Are you referring to @murch solution?
Or to @zawy’s comment after that?
Can someone explain why the attack needs to alternate and can’t just use a constant low difficulty?
I suspect that would cause a mess. It could potentially introduce new attack vectors by messing with (node connections to) NTP servers. The current two hour margin is so wide you could set your computer clock with a sundial.
Block propagation throughout the whole network is probably in the order of seconds, but sometimes it seems take half minute: Mining Pool Behavior during Forks
Slowly validating blocks, poor internet connections and having to use Tor can all add many seconds to when you receive a block.
Later on:
With FTL meaning “Future Time Limit”. So do you mean just the existing rule that when we see a block it can’t be more than 2 hours in the future? Or do you mean the timestamp can’t be more than 2 hours ahead of that in the previous block?
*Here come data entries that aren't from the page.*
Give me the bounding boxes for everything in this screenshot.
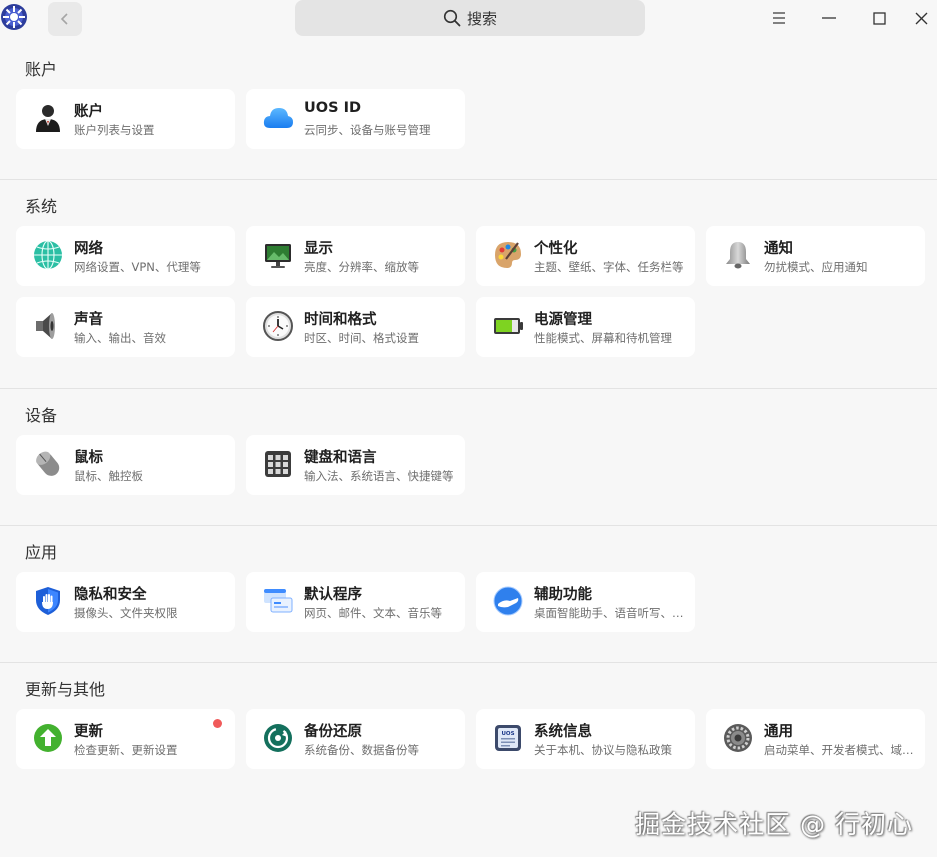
card-title: 隐私和安全 <box>74 587 147 603</box>
palette-icon <box>495 242 521 268</box>
accessibility-hand-icon <box>493 586 523 616</box>
watermark-text: 掘金技术社区 @ 行初心 <box>635 810 913 839</box>
section-title-apps: 应用 <box>25 543 58 562</box>
search-placeholder: 搜索 <box>466 9 497 28</box>
card-subtitle: 桌面智能助手、语音听写、语音朗读 <box>534 606 684 620</box>
minimize-icon <box>822 17 836 19</box>
title-bar: 搜索 <box>0 0 937 42</box>
card-title: 网络 <box>74 241 103 257</box>
card-title: 鼠标 <box>74 450 103 466</box>
shield-hand-icon <box>36 587 60 615</box>
card-power[interactable]: 电源管理 性能模式、屏幕和待机管理 <box>476 297 695 357</box>
card-subtitle: 网络设置、VPN、代理等 <box>74 260 201 274</box>
section-divider <box>0 525 937 526</box>
card-title: 备份还原 <box>304 724 362 740</box>
card-mouse[interactable]: 鼠标 鼠标、触控板 <box>16 435 235 495</box>
update-arrow-icon <box>34 724 62 752</box>
card-time-format[interactable]: 时间和格式 时区、时间、格式设置 <box>246 297 465 357</box>
search-icon <box>443 9 461 27</box>
card-subtitle: 性能模式、屏幕和待机管理 <box>534 331 672 345</box>
card-subtitle: 输入、输出、音效 <box>74 331 166 345</box>
user-icon <box>36 105 60 132</box>
minimize-button[interactable] <box>814 4 844 32</box>
default-apps-icon <box>264 589 293 613</box>
card-update[interactable]: 更新 检查更新、更新设置 <box>16 709 235 769</box>
card-title: 账户 <box>74 104 103 120</box>
backup-icon <box>264 724 292 752</box>
card-uos-id[interactable]: UOS ID 云同步、设备与账号管理 <box>246 89 465 149</box>
section-divider <box>0 662 937 663</box>
speaker-icon <box>36 313 55 339</box>
card-backup-restore[interactable]: 备份还原 系统备份、数据备份等 <box>246 709 465 769</box>
maximize-icon <box>872 11 886 25</box>
battery-icon <box>494 318 523 334</box>
card-subtitle: 亮度、分辨率、缩放等 <box>304 260 419 274</box>
update-badge-dot <box>213 719 222 728</box>
card-title: 更新 <box>74 724 103 740</box>
card-display[interactable]: 显示 亮度、分辨率、缩放等 <box>246 226 465 286</box>
close-button[interactable] <box>907 4 935 32</box>
cloud-icon <box>263 108 293 128</box>
monitor-icon <box>265 244 291 268</box>
card-title: UOS ID <box>304 100 362 116</box>
card-subtitle: 鼠标、触控板 <box>74 469 143 483</box>
card-title: 个性化 <box>534 241 578 257</box>
card-subtitle: 检查更新、更新设置 <box>74 743 178 757</box>
card-subtitle: 账户列表与设置 <box>74 123 155 137</box>
card-accessibility[interactable]: 辅助功能 桌面智能助手、语音听写、语音朗读 <box>476 572 695 632</box>
card-title: 声音 <box>74 312 103 328</box>
card-subtitle: 启动菜单、开发者模式、域管理 <box>764 743 914 757</box>
card-account[interactable]: 账户 账户列表与设置 <box>16 89 235 149</box>
maximize-button[interactable] <box>864 4 894 32</box>
card-title: 显示 <box>304 241 333 257</box>
section-title-updates: 更新与其他 <box>25 680 106 699</box>
section-divider <box>0 179 937 180</box>
gear-icon <box>724 724 752 752</box>
card-title: 默认程序 <box>304 587 362 603</box>
card-system-info[interactable]: UOS 系统信息 关于本机、协议与隐私政策 <box>476 709 695 769</box>
card-network[interactable]: 网络 网络设置、VPN、代理等 <box>16 226 235 286</box>
section-title-system: 系统 <box>25 197 58 216</box>
card-general[interactable]: 通用 启动菜单、开发者模式、域管理 <box>706 709 925 769</box>
card-title: 通用 <box>764 724 793 740</box>
search-input[interactable]: 搜索 <box>295 0 645 36</box>
card-subtitle: 网页、邮件、文本、音乐等 <box>304 606 442 620</box>
card-personalization[interactable]: 个性化 主题、壁纸、字体、任务栏等 <box>476 226 695 286</box>
section-title-devices: 设备 <box>25 406 58 425</box>
hamburger-menu-icon <box>773 12 785 24</box>
svg-text:UOS: UOS <box>501 731 514 737</box>
card-title: 键盘和语言 <box>304 450 377 466</box>
card-title: 电源管理 <box>534 312 592 328</box>
card-title: 辅助功能 <box>534 587 592 603</box>
clock-icon <box>263 311 293 341</box>
card-keyboard-language[interactable]: 键盘和语言 输入法、系统语言、快捷键等 <box>246 435 465 495</box>
card-subtitle: 主题、壁纸、字体、任务栏等 <box>534 260 684 274</box>
card-default-apps[interactable]: 默认程序 网页、邮件、文本、音乐等 <box>246 572 465 632</box>
mouse-icon <box>36 451 60 476</box>
card-subtitle: 输入法、系统语言、快捷键等 <box>304 469 454 483</box>
app-logo-icon <box>1 4 27 30</box>
card-title: 系统信息 <box>534 724 592 740</box>
network-globe-icon <box>34 240 62 270</box>
card-subtitle: 勿扰模式、应用通知 <box>764 260 868 274</box>
card-subtitle: 云同步、设备与账号管理 <box>304 123 431 137</box>
chevron-left-icon <box>60 13 68 25</box>
close-icon <box>915 12 927 24</box>
menu-button[interactable] <box>764 4 794 32</box>
card-title: 通知 <box>764 241 793 257</box>
card-sound[interactable]: 声音 输入、输出、音效 <box>16 297 235 357</box>
section-title-accounts: 账户 <box>25 60 58 79</box>
section-divider <box>0 388 937 389</box>
card-subtitle: 摄像头、文件夹权限 <box>74 606 178 620</box>
back-button[interactable] <box>48 2 82 36</box>
card-subtitle: 关于本机、协议与隐私政策 <box>534 743 672 757</box>
card-subtitle: 系统备份、数据备份等 <box>304 743 419 757</box>
card-title: 时间和格式 <box>304 312 377 328</box>
system-info-icon: UOS <box>495 725 521 751</box>
card-notification[interactable]: 通知 勿扰模式、应用通知 <box>706 226 925 286</box>
card-subtitle: 时区、时间、格式设置 <box>304 331 419 345</box>
card-privacy-security[interactable]: 隐私和安全 摄像头、文件夹权限 <box>16 572 235 632</box>
keyboard-icon <box>265 451 291 477</box>
bell-icon <box>726 242 750 269</box>
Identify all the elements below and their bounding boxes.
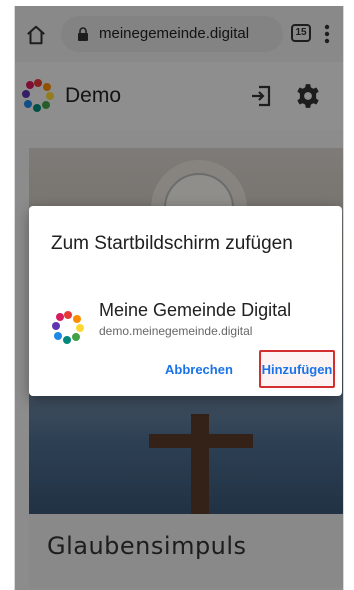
dialog-app-name: Meine Gemeinde Digital [99, 300, 292, 320]
dialog-title: Zum Startbildschirm zufügen [51, 233, 293, 254]
add-to-homescreen-dialog: Zum Startbildschirm zufügen Meine Gemein… [29, 206, 342, 396]
dialog-app-url: demo.meinegemeinde.digital [99, 324, 253, 338]
phone-screen: meinegemeinde.digital 15 Demo Glaubensim… [14, 6, 344, 590]
app-logo-icon [52, 311, 84, 344]
add-button[interactable]: Hinzufügen [259, 350, 335, 388]
cancel-button[interactable]: Abbrechen [165, 361, 233, 379]
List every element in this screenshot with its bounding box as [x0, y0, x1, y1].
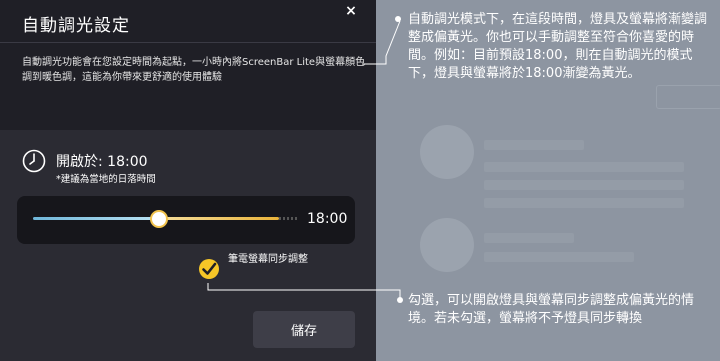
callout-bottom-text: 勾選，可以開啟燈具與螢幕同步調整成偏黃光的情境。若未勾選，螢幕將不予燈具同步轉換	[408, 293, 695, 326]
callout-top-text: 自動調光模式下，在這段時間，燈具及螢幕將漸變調整成偏黃光。你也可以手動調整至符合…	[408, 12, 708, 81]
leader-line-bottom	[207, 283, 401, 300]
leader-line-top	[362, 20, 401, 65]
callout-dot-top	[395, 16, 401, 22]
callout-dot-bottom	[397, 297, 403, 303]
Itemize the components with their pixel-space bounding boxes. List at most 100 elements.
It’s probably impossible to make testnet safe against all abuse, without making it permissioned. Otherwise we would have invented an actual alternative to proof-of-work. So in practice we should probably only:
- Fix attacks that actually happened and caused, or continue to cause, significant problems. E.g. the loppocapse blockstorms.
- Deployment things we want to see on mainnet, to see if they have bugs and to see if anyone comes up with an attack that wasn’t foreseen and could_be used on mainnet.